I have 2.0.1 running on Win 7 Pro. I’m using an ART USB Phono Plus Project Series for phono preamp and A-to-D conversion from my turntable.
After playing making some test recordings, and following the LP tutorial pretty closely, I think I have the process roughly figured out.
The tracks will be played back through a stereo using an iPod - PC is only a laptop without external speakers or connection to the stereo. I have a Kensington iPod dock (gonna get a Pure i20 shortly), but it’s 500 miles away at the moment. For the moment, I’m stuck with putting the songs on my iPod and using the front panel Aux-In jack on the stereo receiver here.
The newly recorded tracks are not very loud, but so is everything on the iPod. I’m not too worried about that, suspect it’s just a slight gain mismatch between the Aux-in and the iPod headphone jack.

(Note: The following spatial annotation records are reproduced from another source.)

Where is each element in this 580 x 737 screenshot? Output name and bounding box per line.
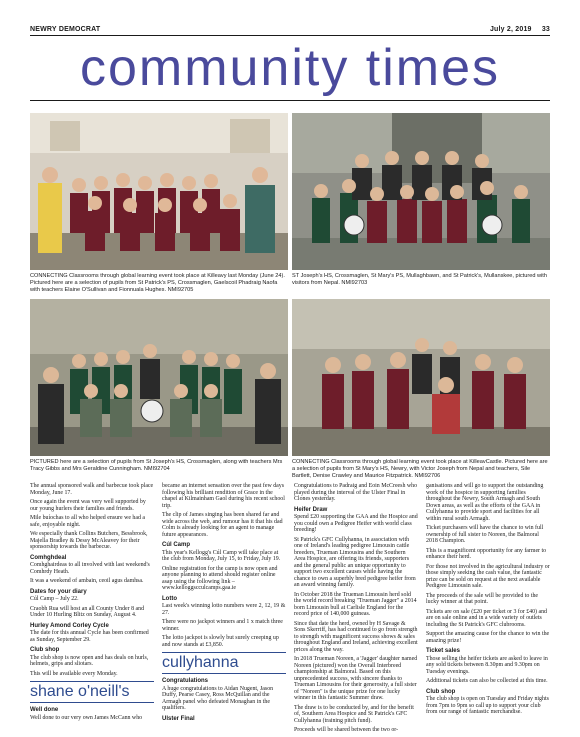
paragraph: In October 2018 the Trueman Limousin herd sold the world record breaking "Trueman Jagger" a 2014 born Limousin bull at Carlisle England for the record price of 140,000 guineas. xyxy=(294,591,417,617)
paragraph: Spend £20 supporting the GAA and the Hospice and you could own a Pedigree Heifer with world class breeding! xyxy=(294,514,418,533)
paragraph: This year's Kellogg's Cúl Camp will take place at the club from Monday, July 15, to Friday, July 19. xyxy=(162,549,281,562)
page-header-bar xyxy=(30,26,550,33)
paragraph: In 2018 Trueman Noreen, a 'Jagger' daughter named Noreen (pictured) won the Overall Interbreed championship at Balmoral. Based on this unprecedented success, with sincere thanks to Trueman Limousins for their generosity, a full sister of "Noreen" is the unique prize for one lucky winner in this fantastic Summer draw. xyxy=(294,656,418,701)
masthead xyxy=(0,0,580,100)
paragraph: The date for this annual Cycle has been confirmed as Sunday, September 29. xyxy=(30,630,149,643)
paragraph: This will be available every Monday. xyxy=(30,670,118,677)
paragraph: Congratulations to Padraig and Eoin McCreesh who played during the interval of the Ulster Final in Clones yesterday. xyxy=(294,483,418,502)
paragraph: Additional tickets can also be collected at this time. xyxy=(426,678,548,684)
photo-caption: CONNECTING Classrooms through global learning event took place at Killeavy last Monday (June 24). Pictured here are a selection of pupils from St Patrick's PS, Crossmaglen, Gaelscoil Phadraig Naofa with teachers Elaine O'Sullivan and Fionnuala Hughes. NMI92705 xyxy=(30,273,285,293)
subheading: Cúl Camp xyxy=(162,542,191,548)
paragraph: Online registration for the camp is now open and anyone planning to attend should register online asap using the following link – www.kelloggscculcamps.gaa.ie xyxy=(162,565,278,591)
issue-date: July 2, 2019 xyxy=(489,26,532,33)
photo-st-josephs-pupils xyxy=(30,299,288,456)
paragraph: St Patrick's GFC Cullyhanna, in association with one of Ireland's leading pedigree Limousin cattle breeders, Trueman Limousins and the Southern Area Hospice, are offering its friends, supporters and the general public an unique opportunity to support two excellent causes while having the chance to own a superbly bred pedigree heifer from an award winning family. xyxy=(294,536,416,588)
subheading: Comhghdeal xyxy=(30,554,67,561)
paragraph: Last week's winning lotto numbers were 2, 12, 19 & 27. xyxy=(162,603,286,616)
photo-caption: CONNECTING Classrooms through global learning event took place at KilleavCastle. Pictured here are a selection of pupils from St Mary's HS, Newry, with Victor Joseph from Nepal and teachers, Sile Bartlett, Denise Crawley and Maurice Fitzpatrick. NMI92706 xyxy=(292,459,548,479)
paragraph: Craobh Rua will host an all County Under 8 and Under 10 Hurling Blitz on Sunday, August 4. xyxy=(30,605,145,618)
article-column-4 xyxy=(426,483,550,719)
paragraph: Cúl Camp – July 22. xyxy=(30,596,79,602)
paragraph: The proceeds of the sale will be provided to the lucky winner at that point. xyxy=(426,592,539,605)
paragraph: became an internet sensation over the past few days following his brilliant rendition of Grace in the chapel at Kilmainham Gaol during his recent school trip. xyxy=(162,483,285,509)
paragraph: There were no jackpot winners and 1 x match three winner. xyxy=(162,619,283,632)
paragraph: ganisations and will go to support the outstanding work of the hospice in supporting families throughout the Newry, South Armagh and South Down areas, as well as the efforts of the GAA in Cullyhanna to provide sport and facilities for all within rural south Armagh. xyxy=(426,483,544,522)
header-rule xyxy=(30,35,550,36)
photo-caption: ST Joseph's HS, Crossmaglen, St Mary's PS, Mullaghbawn, and St Patrick's, Mullanskee, pictured with visitors from Nepal. NMI92703 xyxy=(292,273,547,286)
photo-caption: PICTURED here are a selection of pupils from St Joseph's HS, Crossmaglen, along with teachers Mrs Tracy Gibbs and Mrs Geraldine Cunningham. NMI92704 xyxy=(30,459,283,472)
subheading: Ulster Final xyxy=(162,715,195,722)
paragraph: It was a weekend of ambain, ceoil agus damhsa. xyxy=(30,578,144,584)
paragraph: A huge congratulations to Aidan Nugent, Jason Duffy, Pearse Casey, Ross McQuillan and the Armagh panel who defeated Monaghan in the qualifiers. xyxy=(162,685,274,711)
subheading: Club shop xyxy=(30,647,60,653)
paragraph: Well done to our very own James McCann who xyxy=(30,714,143,721)
photo-nepal-visitors xyxy=(292,113,550,270)
paragraph: Ticket purchasers will have the chance to win full ownership of full sister to Noreen, the Balmoral 2018 Champion. xyxy=(426,525,544,544)
subheading: Well done xyxy=(30,707,59,713)
paragraph: Since that date the herd, owned by H Savage & Sons Skerriff, has had continued to go from strength to strength with magnificent success shows & sales throughout England and Ireland, achieving excellent prices along the way. xyxy=(294,620,418,653)
paragraph: Those selling the heifer tickets are asked to leave in any sold tickets between 8.30pm and 9.30pm on Tuesday evenings. xyxy=(426,655,548,675)
paragraph: The club shop is open on Tuesday and Friday nights from 7pm to 9pm so call up to support your club from our range of fantastic merchandise. xyxy=(426,696,549,715)
paragraph: Proceeds will be shared between the two or- xyxy=(294,727,399,733)
paragraph: The annual sponsored walk and barbecue took place Monday, June 17. xyxy=(30,483,154,496)
photo-killeavy-primary-pupils xyxy=(30,113,288,270)
club-banner-cullyhanna: cullyhanna xyxy=(162,652,286,674)
title-rule xyxy=(30,100,550,101)
subheading: Club shop xyxy=(426,688,456,695)
paragraph: The draw is to be conducted by, and for the benefit of, Southern Area Hospice and St Patrick's GFC Cullyhanna (training pitch fund). xyxy=(294,704,414,724)
newspaper-name: NEWRY DEMOCRAT xyxy=(30,26,101,33)
paragraph: The lotto jackpot is slowly but surely creeping up and now stands at £3,850. xyxy=(162,635,279,648)
paragraph: For those not involved in the agricultural industry or those simply seeking the cash value, the fantastic prize can be sold on request at the next available Pedigree Limousin sale. xyxy=(426,563,550,589)
paragraph: Mile buíochas to all who helped ensure we had a safe, enjoyable night. xyxy=(30,515,145,528)
club-banner-shane-oneills: shane o'neill's xyxy=(30,681,154,703)
article-column-3 xyxy=(294,483,418,737)
paragraph: Comhghairdeas to all involved with last weekend's Comhrdy Heath. xyxy=(30,562,150,575)
subheading: Ticket sales xyxy=(426,648,460,654)
page-number: 33 xyxy=(541,26,550,33)
section-title: community times xyxy=(79,39,501,97)
paragraph: We especially thank Collins Butchers, Bessbrook, Majella Bradley & Dessy McAleavey for their sponsorship towards the barbecue. xyxy=(30,531,148,550)
paragraph: The club shop is now open and has deals on hurls, helmets, grips and sliotars. xyxy=(30,654,149,667)
article-column-2 xyxy=(162,483,286,723)
subheading: Lotto xyxy=(162,595,177,602)
paragraph: Support the amazing cause for the chance to win the amazing prize! xyxy=(426,631,550,644)
paragraph: Tickets are on sale (£20 per ticket or 3 for £40) and are on sale online and in a wide variety of outlets including the St Patrick's GFC clubrooms. xyxy=(426,608,547,628)
photo-st-marys-pupils xyxy=(292,299,550,456)
paragraph: The clip of James singing has been shared far and wide across the web, and rumour has it that his dad Colm is already looking for an agent to manage future appearances. xyxy=(162,512,283,538)
subheading: Congratulations xyxy=(162,678,208,684)
subheading: Hurley Amond Corley Cycle xyxy=(30,622,109,629)
subheading: Heifer Draw xyxy=(294,506,328,513)
paragraph: This is a magnificent opportunity for any farmer to enhance their herd. xyxy=(426,547,547,560)
article-column-1 xyxy=(30,483,154,724)
subheading: Dates for your diary xyxy=(30,588,87,595)
paragraph: Once again the event was very well supported by our young hurlers their families and friends. xyxy=(30,499,146,512)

GETTING TO THE POINT - the real question is that the newly recorded tracks sound tinny - all treble, no bass. That’s not the case with existing MP3 or AAC tracks on the iPod that were either bought directly or ripped from CD. Am I getting wadded up in the RIAA equalization (perhaps not getting done in the preamp in the ART device)? Or could it be something else.

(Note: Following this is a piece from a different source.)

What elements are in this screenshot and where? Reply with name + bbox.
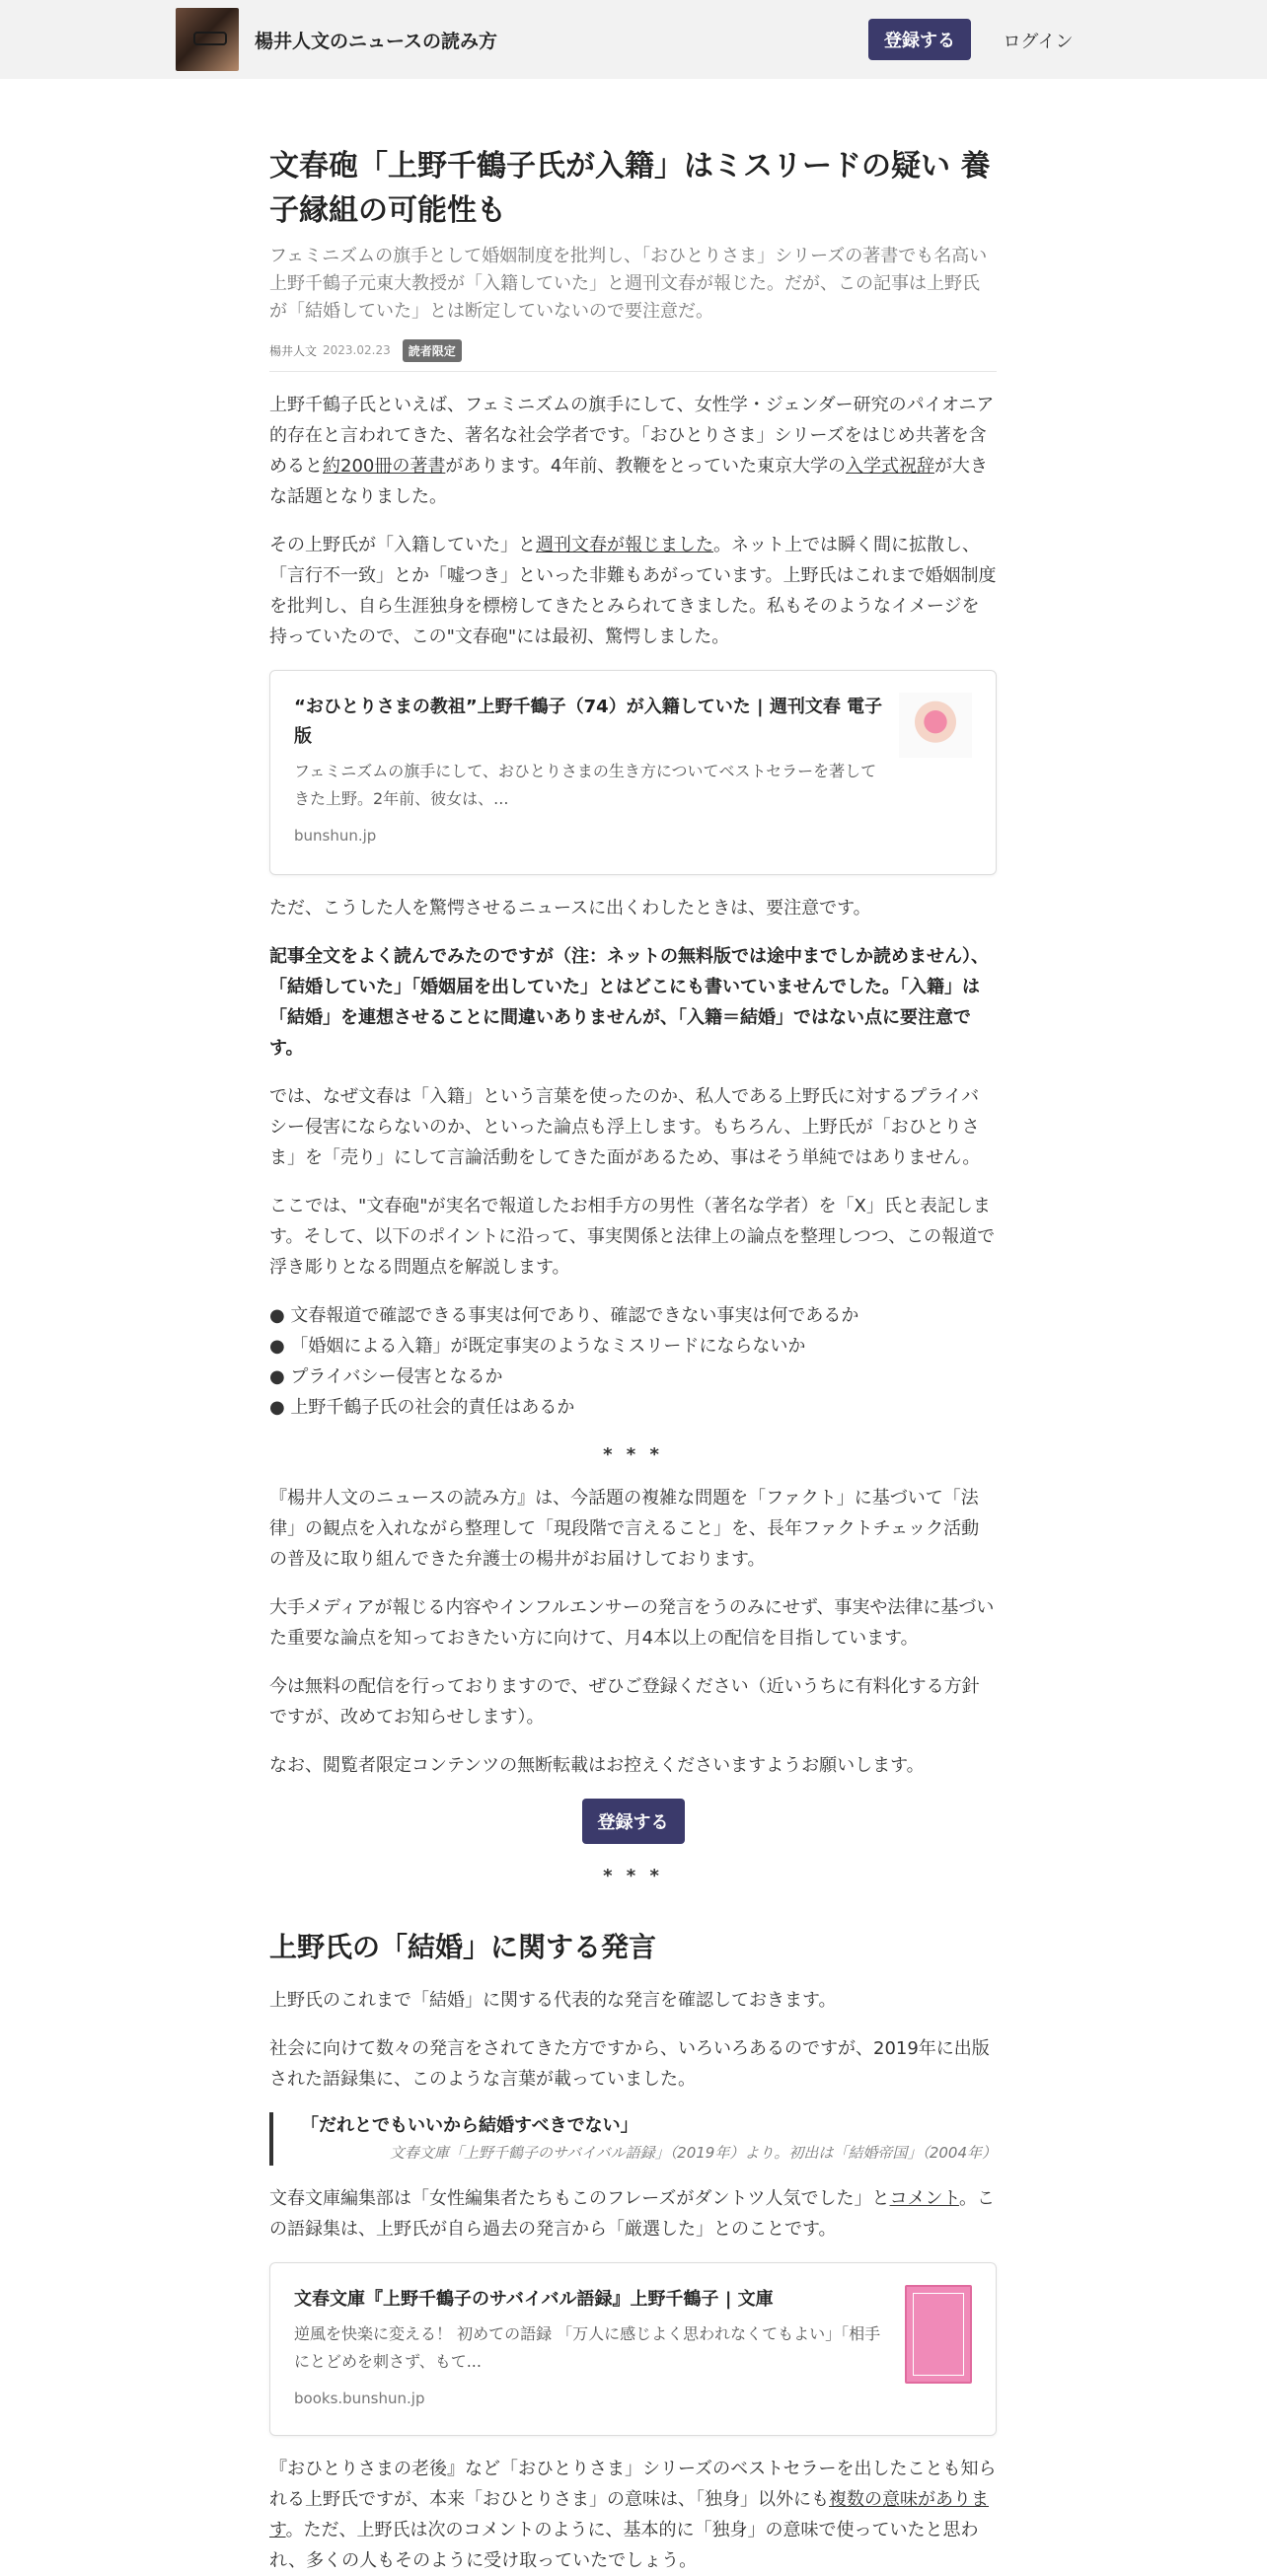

I did run the low-pass filter to clear any rumble, but it was set for a 20Hz rolloff. Seems like that shouldn’t be the problem?
Tinny and low volume is the exact description of music if you play a vinyl record “flat” without any RIAA compensation.
Bass notes will not fit in a vinyl groove, so they are reduced before pressing the disk. It’s your job to put them back which is exactly what the Phono Preamp with RIAA does.
The ART USB Phono Plus Project has a button labelled INPUT with two settings PHONO and LINE
You need to have this set to PHONO for the signal to be passed through the RIAA Eq processing.
Are you sure that’s what you did?
Perhaps somewhat counter intuitively you need to run a high-pass filter to remove the low frequency rumble (the frequencies higher than the filter cut off pass through untouched).
Try a high pass with a cut off around 25hz; that should do the job.
I said that wrong. Yes, it was a high-pass filter.
While this one song is indeed a little thinner than the LP itself, the important thing is that the recording on the LP is also very weak in the bass frequencies. After the original post, I recorded several songs from different albums. The other songs sound pretty good, for a first attempt.
Work travel intervenes at the moment, but next week I’m going to do some comparisons using an LP with which I am VERY familiar.
2-MP3 192 ripped from commercially released CD of the same album as the LP
3-MP3 320 recorded from the LP and exported with Audacity
4-ALAC recorded from the LP, exported to WAV with Audacity, and converted to ALAC with dbPowerAmp
5-WAV recorded from the LP and exported with Audacity
I would also play the CD itself, but it’s 500 miles from here at the moment.
Anyway, these five options should give me a pretty good reading on the question.
When I started out on my LP transcriptions a while back I did some careful listening test as you describe (on good quality hif speakers and studio cans).
At the time I only had a 30 gig iPod so I settled on 192 as good compromise between audio quality and disk space occupancy.
I could clearly hear the degradation at 128, barely perceptible at 192 and not perceptible (to my now ageing ears) at 256.
Now that I have 1 160 gig iPod I use 256 (AAC now rather than MP3) - my son who is a purist insists on 320, but note that his iPod is well overfull
I still use 128 for spoken-word material which lives on my old 30 gig iPod.
I also retain my WAV files, partly for backup, but also against a future time when iPods ior similar extend to 1TB storage devices.